Sensitivity: Clean

Clean humor, jokes, memes, and questionable punchlines from Chaotic Meh — organized so the algorithm can pretend this place has adult supervision.

  • De Duck Won

    The Louisiana State Police received reports of illegal cock fights being held in the area around LaFayette, and duly dispatched the infamous detective Desormeaux to investigate.

    He reported to his sergeant the next morning.

    “Dey is tree main groups in dis cock fightin’” he began.

    “Good work. Who are they?” the sergeant asked.

    Desormeaux replied confidently, “De Aggies, de Cajuns, and de Mafia.”

    Puzzled, the sergeant asked, “How did you find that out in one night?”

    “Well,” he replied, “I went down and done seen dat cock fight. I knowed the Aggies was involved when a duck was entered in the fight.”

    The sergeant nodded, “I’ll buy that. But what about the others?”

    Desormeaux intoned knowingly, “Well, I knowed de Cajuns was involved when summbody bet on de duck.”

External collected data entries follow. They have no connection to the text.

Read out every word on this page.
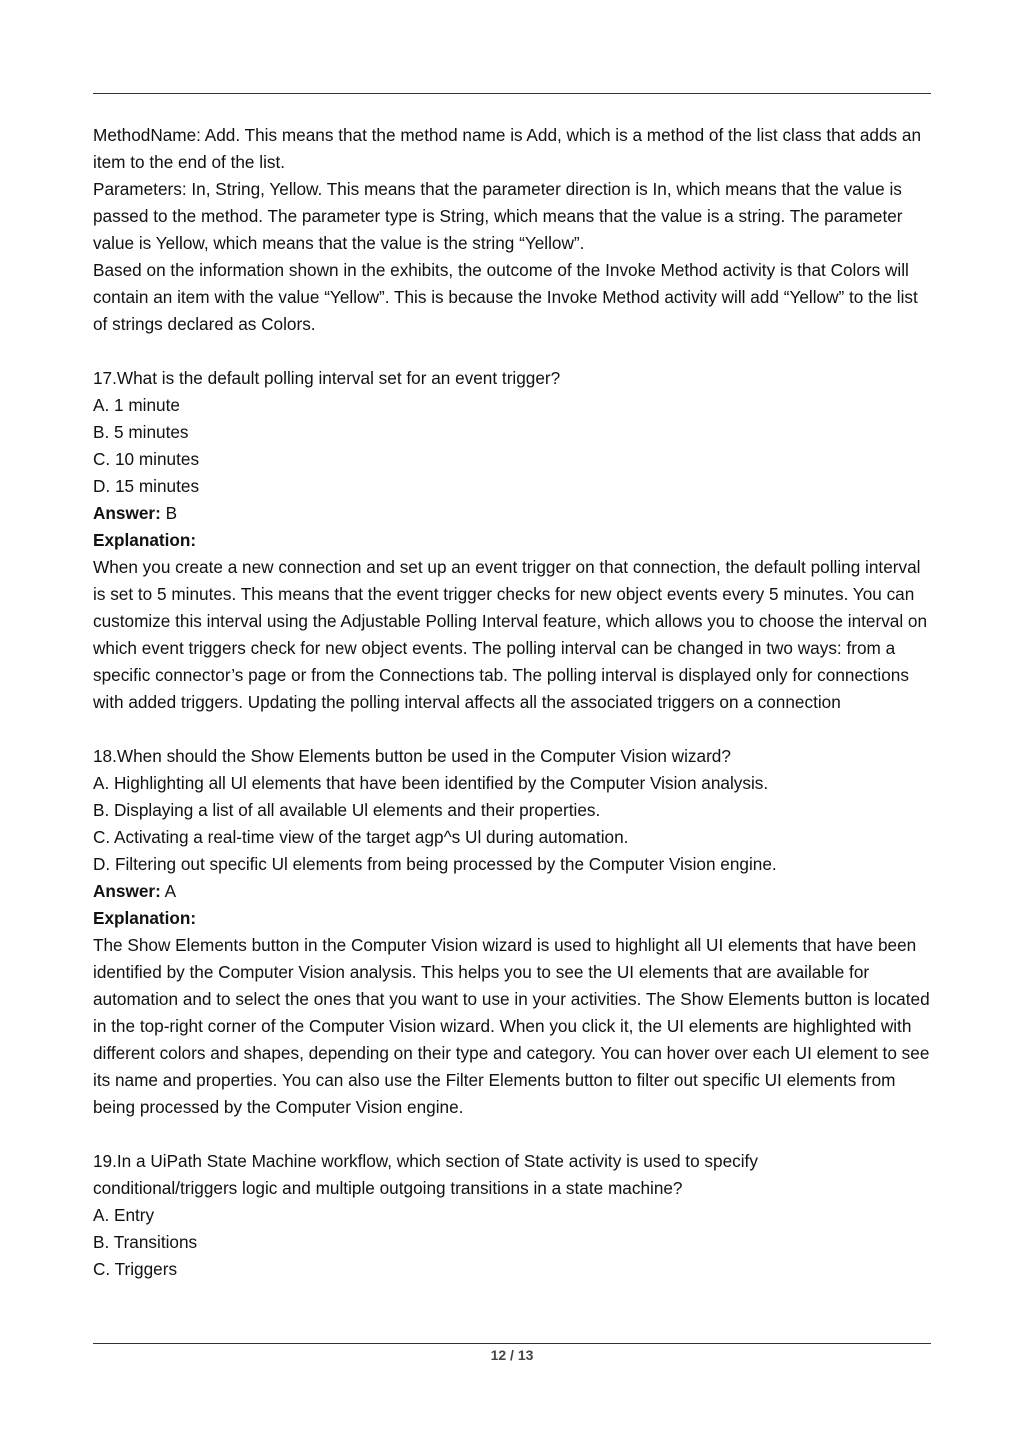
MethodName: Add. This means that the method name is Add, which is a method of the list class that adds an item to the end of the list.

Parameters: In, String, Yellow. This means that the parameter direction is In, which means that the value is passed to the method. The parameter type is String, which means that the value is a string. The parameter value is Yellow, which means that the value is the string “Yellow”.

Based on the information shown in the exhibits, the outcome of the Invoke Method activity is that Colors will contain an item with the value “Yellow”. This is because the Invoke Method activity will add “Yellow” to the list of strings declared as Colors.

17.What is the default polling interval set for an event trigger?

A. 1 minute

B. 5 minutes

C. 10 minutes

D. 15 minutes

Answer: B

Explanation:

When you create a new connection and set up an event trigger on that connection, the default polling interval is set to 5 minutes. This means that the event trigger checks for new object events every 5 minutes. You can customize this interval using the Adjustable Polling Interval feature, which allows you to choose the interval on which event triggers check for new object events. The polling interval can be changed in two ways: from a specific connector’s page or from the Connections tab. The polling interval is displayed only for connections with added triggers. Updating the polling interval affects all the associated triggers on a connection

18.When should the Show Elements button be used in the Computer Vision wizard?

A. Highlighting all Ul elements that have been identified by the Computer Vision analysis.

B. Displaying a list of all available Ul elements and their properties.

C. Activating a real-time view of the target agp^s Ul during automation.

D. Filtering out specific Ul elements from being processed by the Computer Vision engine.

Answer: A

Explanation:

The Show Elements button in the Computer Vision wizard is used to highlight all UI elements that have been identified by the Computer Vision analysis. This helps you to see the UI elements that are available for automation and to select the ones that you want to use in your activities. The Show Elements button is located in the top-right corner of the Computer Vision wizard. When you click it, the UI elements are highlighted with different colors and shapes, depending on their type and category. You can hover over each UI element to see its name and properties. You can also use the Filter Elements button to filter out specific UI elements from being processed by the Computer Vision engine.

19.In a UiPath State Machine workflow, which section of State activity is used to specify

conditional/triggers logic and multiple outgoing transitions in a state machine?

A. Entry

B. Transitions

C. Triggers

12 / 13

    “Ah,” sighed the sergeant, “And how did you deduce the Mafia was involved?”

    “De duck won.”

  • Is It the Light Thats Attractin Them

    In the back woods of Arkansas, Mr. Stewart’s wife went into labor in the middle of the night, and the doctor was called out to assist in the delivery. To keep the nervous father-to-be busy, the doctor handed him a lantern and said, “Here, you hold this high so I can see what I’m doing.”

    Soon, a wee baby boy was brought into the world. “Whoa there Scotty!” said the doctor. “Don’t be in a rush to put the lantern down…I think there’s yet another wee one to come.”

    Sure enough, within minutes he had delivered another little baby. “No, no, don’t be in a great hurry to be putting down that lantern, young man…It seems there’s yet another one besides!” cried the doctor.

    The new father scratched his head in bewilderment, and asked the doctor, “Do ye think it’s the light that’s attractin’ them?”

  • Posterchild for Posterchildren

    I’m glad that there isn’t a disease where children are born with thin paper bodies. Although I guess it might be fun to be the posterchild for posterchildren.

  • Dinosaurs Died Before Fried Chicken

    Sometimes when I eat fried chicken, I tear into it and pretend I’m some kind of prehistoric dinosaur making a kill. But then I realize that it’s pretty silly because dinosaurs all died long before fried chicken ever walked the earth.

  • Whats That Noise

    A Mid-Westerner walks into a hardware store and asks for a chain saw that will cut 6 trees in one hour. The salesman recommends the top of the line model. The Mid-Westerner is suitably impressed, and buys it.

    The next day he brings it back and says, “This chainsaw is defective. It would only cut down 1 tree and it took ALL DAMN DAY!”

    The salesman takes the chain saw, starts it up to see what’s wrong, and the Mid-Westerner says, “What’s that noise?”

  • Wait Till You Graduate From High School

    Bubba from the lower valley decided he wanted to get married, and brought up the subject with his Ma and Pa over grits and gravy the other night.

    “Bubba,” Ma said, “you can’t get married yet. Why, you’re the baby of the family.”

    “But Ma,” Bubba protested, “I had my 38th birthday jest last week.”

    “We know that, Bubba,” Pa chimed in. “But your Ma and me think you should put off getting married until after you graduate from high school.”

  • The Border Where They Combine

    They say the atmosphere is 78 percent nitrogen and 22 percent oxygen. And when I become world-renowned for being the first person to discover the border where they combine, I’ll just sit back and laugh my ass off.

  • Lifeguard Certification Test

    I took my lifeguard certification test the other day, but failed miserably. It turns out you need to do more than just run up and down the beach in slow motion.